After consulting more than 1,000 experts from 14 different countries, NASA decided on what deputy NASA chief Shana Dale called a "fundamental lunar approach" that is sharply different from its previous moon missions in nearly everything but the shape of the ship going there.
NASA chose a "lunar outpost" over the short expeditions of the '60s. Apollo flights were all around the center of the moon, but NASA decided to go to the moon's poles because they are best for longer- term settlements. And this time NASA is welcoming other nations on its journey.
The more likely of the two lunar destinations is the moon's south pole because it's sunlit for three-quarters of the time, making solar power easier, and has possible resources to mine in dark areas nearby, said associate deputy administrator Doug Cooke.

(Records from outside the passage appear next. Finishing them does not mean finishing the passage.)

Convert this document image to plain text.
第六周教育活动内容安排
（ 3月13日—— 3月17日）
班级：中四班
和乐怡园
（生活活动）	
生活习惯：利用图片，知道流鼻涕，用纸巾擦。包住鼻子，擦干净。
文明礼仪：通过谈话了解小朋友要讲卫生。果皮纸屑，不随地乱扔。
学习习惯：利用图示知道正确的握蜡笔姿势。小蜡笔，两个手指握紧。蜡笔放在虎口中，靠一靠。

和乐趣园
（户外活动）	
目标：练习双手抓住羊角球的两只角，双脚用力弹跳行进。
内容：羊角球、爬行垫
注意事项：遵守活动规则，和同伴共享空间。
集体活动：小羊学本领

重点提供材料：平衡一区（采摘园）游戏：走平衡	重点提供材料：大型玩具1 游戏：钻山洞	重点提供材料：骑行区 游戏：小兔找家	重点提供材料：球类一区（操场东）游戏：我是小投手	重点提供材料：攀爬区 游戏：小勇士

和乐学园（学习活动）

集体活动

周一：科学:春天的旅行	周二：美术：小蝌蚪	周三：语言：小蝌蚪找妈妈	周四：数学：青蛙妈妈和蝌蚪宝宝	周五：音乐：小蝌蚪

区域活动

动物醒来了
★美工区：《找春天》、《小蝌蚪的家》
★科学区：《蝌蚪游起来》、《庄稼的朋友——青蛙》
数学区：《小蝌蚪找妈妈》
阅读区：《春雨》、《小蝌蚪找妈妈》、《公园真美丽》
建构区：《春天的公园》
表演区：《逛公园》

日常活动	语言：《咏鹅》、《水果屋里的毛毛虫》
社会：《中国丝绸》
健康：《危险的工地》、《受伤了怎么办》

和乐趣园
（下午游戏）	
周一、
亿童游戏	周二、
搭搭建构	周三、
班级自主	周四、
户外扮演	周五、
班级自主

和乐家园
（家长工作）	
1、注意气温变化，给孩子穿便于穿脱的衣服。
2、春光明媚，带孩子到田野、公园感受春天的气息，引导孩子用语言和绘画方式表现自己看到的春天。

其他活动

To get to the moon, NASA envisions an all-purpose lunar lander that could touch down anywhere and can be the first part of a base camp, said exploration chief Scott Horowitz.
"The nickname I use for the lander is, it's a pickup truck," Horowitz said in a Monday news conference from Houston. "You can put whatever you want in the back. You can take it to wherever you want. So you can deliver cargo, crew, do it robotically, do it with humans on board. These are the types of things we're looking for in this system."
In the wake of the space shuttle Columbia accident, President Bush announced in 2004 a plan to return astronauts to the moon by 2020. His plan would take 16 years, twice as long as NASA's first trip to the moon took in planning. NASA has refused to estimate a price tag for the project.
The "possible resources to mine in dark areas nearby" mentioned in the article above must be a reference to lunar ice. There is thought to be up to billions of tons of lunar ice at the pole, based upon neutron spectrometer results that implied the presence of much hydrogen. Deposited by old comet impacts, ice would plausibly stay around in a few locations, kept cold by some regions of polar craters being permanently shadowed, with little heat transfer other than by radiation in the vacuum environment. Such is significant, as otherwise the lunar surface is so dry that terrestrial concrete would be a water source in comparison. Another news article of today mentions planned production of hydrogen and oxygen fuel.
This is more interesting than the regular trips to earth orbit and back.